The hardest pattern. How do you make an agent stop gracefully?

Most agent loops have no explicit exit condition. The agent runs until it decides it’s “done,” and what counts as done is vague. An agent told to “improve this code” will find improvements forever. The code will get more abstract, more generic, more over-engineered with each pass. Eventually it will refactor your three-line function into a class hierarchy with two interfaces and a factory.

Exit conditions that actually work:

If the agent has changed more than N lines, stop and ask.
Maximum 3 edit-test cycles before requiring human review.
If the proposed change is less than 5% different from the current state, stop. You’re going in circles.
After each action, ask “does this satisfy the original request?” Not “can I make this better?” That second question has no floor.

MAX_ITERATIONS = 3
MIN_CHANGE_THRESHOLD = 0.05  # 5% difference

for i in range(MAX_ITERATIONS):
    proposed = agent.propose_change(current_state)
    diff_ratio = calculate_diff(current_state, proposed)

    if diff_ratio < MIN_CHANGE_THRESHOLD:
        return "No meaningful changes needed."

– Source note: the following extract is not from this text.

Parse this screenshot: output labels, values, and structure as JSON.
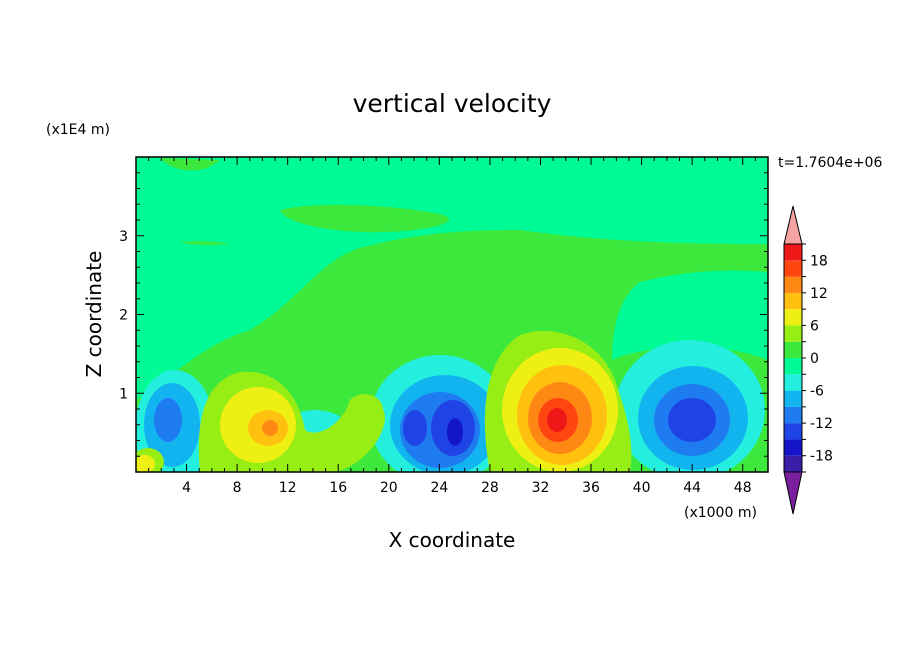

    if agent.check_goal_complete(proposed, original_request):
        apply_change(proposed)
        return "Done."

    apply_change(proposed)
    current_state = proposed

return "Reached iteration limit. Requesting human review."

The local angle

With local models, idle costs nothing. Your GPU sitting there waiting for a request uses maybe 15-30W. An agent churning through unnecessary inference uses 300W+ and blocks other work. Restraint is free. Action has a real cost in watts, heat, and time.

That inverts the cloud calculus. On API pricing, every token costs the same whether it’s useful or not. Locally, the cost difference between “agent waiting for a real task” and “agent burning cycles on nothing” is enormous. OpenClaw’s heartbeat pattern works this way: the agent pings at intervals to stay responsive, but the inference cost between heartbeats is zero. You couldn’t do that economically on API pricing. Locally, it’s the obvious design.

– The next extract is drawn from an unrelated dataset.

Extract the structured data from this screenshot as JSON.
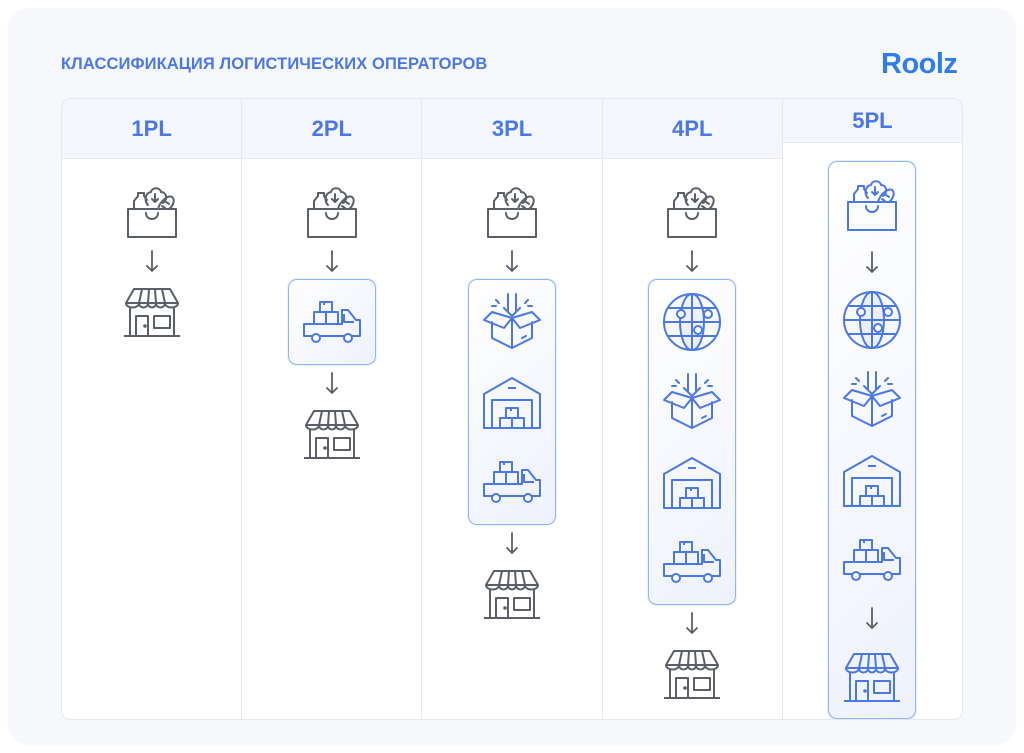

Smaller models benefit the most from restraint patterns. A Qwen 3.5 9B running with confidence gates and cost checks will produce better results than the same model running unconstrained, because you’ve filtered out the low-confidence actions where small models are most likely to hallucinate. You’re not making the model smarter. You’re preventing it from acting on its worst impulses.

Restraint is the feature

The agent community is in a capability race. More tools, more autonomy, longer chains of unsupervised action. The demos look great. The production experience is loops that won’t terminate and side effects nobody asked for.

The agents I actually trust are the quiet ones. They avoid context rot by not stuffing every observation into memory. They have a “no action needed” tool and they use it often. They stop when the job is done instead of finding more jobs to do.

The hard part of agent design was never getting the model to do things. It was always getting it to stop.